March 13, 2012 – 12:21 a.m.

Deal Gives Breathing Room to Grand Canyon Flight Firms

Sen. John McCain has worked out a bipartisan deal aimed at ensuring tour flight operators continued access to the Grand Canyon and heading off efforts by some environmental groups to get the National Park Service to further restrict such sightseeing flights.

The Arizona Republican reached the deal with the help of Democratic Majority Leader Harry Reid, whose home state of Nevada is the base for many commercial air-tour operators, and Energy and Natural Resources Chairman Jeff Bingaman, D-N.M., aides representing both parties said.

The deal would give the Park Service leeway to develop new rules governing the operations of the current 50,000 tour flights a year over the Grand Canyon. McCain and Reid have been staunch defenders of the tour flight industry.

The deal clears the way for the Park Service to limit to 65,000 a year the number of tour flights allowed to fly over the Grand Canyon, far fewer than the current 95,000 limit. It also would allow time restrictions on such flights, banning them in the hour after sunrise and the hour before sunset. It would permit expanding a “natural quiet” area beyond the reach of such commercial tour flights to cover about two-thirds of the park. Such flights are now restricted over about half the park.

McCain won assurances that the changes would not alter the Federal Aviation Administration’s (FAA) management of high-altitude aircraft used by commercial airlines. He also negotiated a 15-year phase-in period for quiet technology for such tour aircraft, including rotor shrouds and other noise-muffling equipment now used by air tour helicopters. The Park Service had previously said it wanted such aircraft to be equipped with the technology within 10 years.

The Senate is expected to approve the language Tuesday as an amendment to a two-year, $109 billion surface transportation reauthorization (S 1813). McCain said he was hopeful that the Senate would adopt his amendment, though he signaled that he does not underestimate the opposition. “The environmentalists have just gone nuts with the amendment,” he said.

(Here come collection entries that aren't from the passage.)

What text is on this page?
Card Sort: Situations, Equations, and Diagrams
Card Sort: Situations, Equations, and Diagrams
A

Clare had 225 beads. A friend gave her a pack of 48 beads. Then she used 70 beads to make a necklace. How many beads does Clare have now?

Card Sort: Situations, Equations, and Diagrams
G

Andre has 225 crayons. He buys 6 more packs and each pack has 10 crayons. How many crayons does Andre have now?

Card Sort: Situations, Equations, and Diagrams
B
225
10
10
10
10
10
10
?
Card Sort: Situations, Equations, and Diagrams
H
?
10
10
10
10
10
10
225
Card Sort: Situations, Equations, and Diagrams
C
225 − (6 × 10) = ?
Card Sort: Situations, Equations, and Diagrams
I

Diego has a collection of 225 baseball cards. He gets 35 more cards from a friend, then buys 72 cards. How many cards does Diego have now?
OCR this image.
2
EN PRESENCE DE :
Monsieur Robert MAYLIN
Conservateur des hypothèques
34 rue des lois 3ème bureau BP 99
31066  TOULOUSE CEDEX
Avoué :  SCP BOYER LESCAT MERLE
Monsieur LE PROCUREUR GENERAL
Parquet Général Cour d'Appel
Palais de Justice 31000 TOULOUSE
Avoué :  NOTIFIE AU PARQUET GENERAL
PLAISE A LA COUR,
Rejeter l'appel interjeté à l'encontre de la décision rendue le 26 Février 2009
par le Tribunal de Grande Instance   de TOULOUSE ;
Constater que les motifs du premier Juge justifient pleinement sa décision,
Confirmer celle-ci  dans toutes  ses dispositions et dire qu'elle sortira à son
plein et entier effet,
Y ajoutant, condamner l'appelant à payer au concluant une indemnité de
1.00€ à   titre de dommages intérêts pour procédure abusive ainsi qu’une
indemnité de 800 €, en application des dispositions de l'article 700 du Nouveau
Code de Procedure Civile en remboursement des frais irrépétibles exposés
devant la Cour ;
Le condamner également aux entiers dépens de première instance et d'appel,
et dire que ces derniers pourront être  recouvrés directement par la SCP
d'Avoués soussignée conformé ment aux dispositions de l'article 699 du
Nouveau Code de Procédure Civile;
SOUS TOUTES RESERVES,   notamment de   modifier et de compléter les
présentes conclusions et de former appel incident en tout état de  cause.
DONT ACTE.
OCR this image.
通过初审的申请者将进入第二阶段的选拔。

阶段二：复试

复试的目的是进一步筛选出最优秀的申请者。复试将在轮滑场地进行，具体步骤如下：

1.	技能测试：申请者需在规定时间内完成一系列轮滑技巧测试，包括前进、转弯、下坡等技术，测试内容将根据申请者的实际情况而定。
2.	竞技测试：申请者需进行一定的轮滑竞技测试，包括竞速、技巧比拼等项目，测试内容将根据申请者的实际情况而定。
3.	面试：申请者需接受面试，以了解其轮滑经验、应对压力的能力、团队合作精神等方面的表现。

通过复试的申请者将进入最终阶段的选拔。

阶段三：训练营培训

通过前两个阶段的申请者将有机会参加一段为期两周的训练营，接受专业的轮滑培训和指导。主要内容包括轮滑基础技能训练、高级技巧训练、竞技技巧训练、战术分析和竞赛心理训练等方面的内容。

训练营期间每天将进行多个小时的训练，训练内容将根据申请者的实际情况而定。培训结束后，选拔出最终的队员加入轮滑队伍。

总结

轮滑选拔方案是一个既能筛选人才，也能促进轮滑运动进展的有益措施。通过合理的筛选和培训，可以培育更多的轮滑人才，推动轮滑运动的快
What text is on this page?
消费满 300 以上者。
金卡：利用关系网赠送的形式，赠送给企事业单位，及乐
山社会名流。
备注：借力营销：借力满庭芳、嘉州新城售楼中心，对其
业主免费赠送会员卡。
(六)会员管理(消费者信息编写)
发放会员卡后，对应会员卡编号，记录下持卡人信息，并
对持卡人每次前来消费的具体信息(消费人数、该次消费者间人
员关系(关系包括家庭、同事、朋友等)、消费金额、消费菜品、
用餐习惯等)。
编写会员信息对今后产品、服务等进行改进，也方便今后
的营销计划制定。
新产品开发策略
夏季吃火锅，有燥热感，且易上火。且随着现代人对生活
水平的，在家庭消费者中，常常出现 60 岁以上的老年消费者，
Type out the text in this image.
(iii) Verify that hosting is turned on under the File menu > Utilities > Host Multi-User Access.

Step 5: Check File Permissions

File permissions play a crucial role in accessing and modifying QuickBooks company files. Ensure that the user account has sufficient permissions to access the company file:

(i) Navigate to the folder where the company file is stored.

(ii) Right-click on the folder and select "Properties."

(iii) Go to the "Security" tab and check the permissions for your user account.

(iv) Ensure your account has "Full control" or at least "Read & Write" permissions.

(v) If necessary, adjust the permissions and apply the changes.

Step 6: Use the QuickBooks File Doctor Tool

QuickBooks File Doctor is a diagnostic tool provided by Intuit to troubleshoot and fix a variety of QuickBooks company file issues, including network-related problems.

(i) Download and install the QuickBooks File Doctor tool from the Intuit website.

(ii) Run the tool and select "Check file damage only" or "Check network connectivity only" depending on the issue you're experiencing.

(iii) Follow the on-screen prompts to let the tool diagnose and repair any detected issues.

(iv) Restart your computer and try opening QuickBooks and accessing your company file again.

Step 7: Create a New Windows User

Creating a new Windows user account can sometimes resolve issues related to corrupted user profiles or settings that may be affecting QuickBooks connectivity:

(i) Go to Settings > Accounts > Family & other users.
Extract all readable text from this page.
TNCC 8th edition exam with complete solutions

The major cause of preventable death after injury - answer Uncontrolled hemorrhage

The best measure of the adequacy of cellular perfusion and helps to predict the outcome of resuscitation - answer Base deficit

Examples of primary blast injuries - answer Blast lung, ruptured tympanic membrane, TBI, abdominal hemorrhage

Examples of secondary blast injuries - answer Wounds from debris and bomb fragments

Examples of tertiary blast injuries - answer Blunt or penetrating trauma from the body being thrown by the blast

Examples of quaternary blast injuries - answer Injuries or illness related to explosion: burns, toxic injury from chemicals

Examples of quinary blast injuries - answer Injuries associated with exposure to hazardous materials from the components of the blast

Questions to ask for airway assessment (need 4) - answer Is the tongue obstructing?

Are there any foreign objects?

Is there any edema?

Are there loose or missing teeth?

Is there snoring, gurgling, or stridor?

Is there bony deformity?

A senior Democratic aide said the compromise represented a middle ground between McCain’s original proposal, which Reid supported, and Bingaman’s preference to allow the Park Service to proceed without any amendment.

The aide said the deal would “allow the Park Service to complete its rule-making process, without parameters or limits.” He added that the measure restates existing policy that the FAA “is responsible for management of the airspace” and states that the “Park Service and FAA are to work to eliminate” any conflict.

Bryan Faehner, a spokesman for the National Parks Conservation Association, an environmental group, said his organization “no longer objects” to the revised McCain amendment. “While it’s not perfect, it is vastly improved,” he said.

But Rob Smith, the Sierra Club’s Southwest regional director, said his group remains opposed to the compromise, saying it could conflict with existing provisions of a 1987 law (PL 100-91) regulating sightseeing flights over the Grand Canyon. “We’re still opposed,” Smith said. “But it’s less egregious than it was.”

The Park Service is expected to issue a final environmental impact statement on such tour flights by April, along with recommended restrictions. The FAA plans to consult with the Park Service in developing its own tour flight restrictions for the Grand Canyon.

The deal appears to end an uproar that arose during McCain’s 2010 re-election campaign when it was revealed that his efforts to protect tour flights could help a campaign donor, Elling B. Halvorson, chairman of Papillon Airways Inc., the largest Grand Canyon tour operator. In response, McCain withdrew an amendment aimed at limiting the authority of the Park Service that he had offered to an FAA reauthorization measure.

McCain wrote the provision in the 1987 law (PL 100-91) that directed the FAA to establish quiet aircraft standards for the Grand Canyon.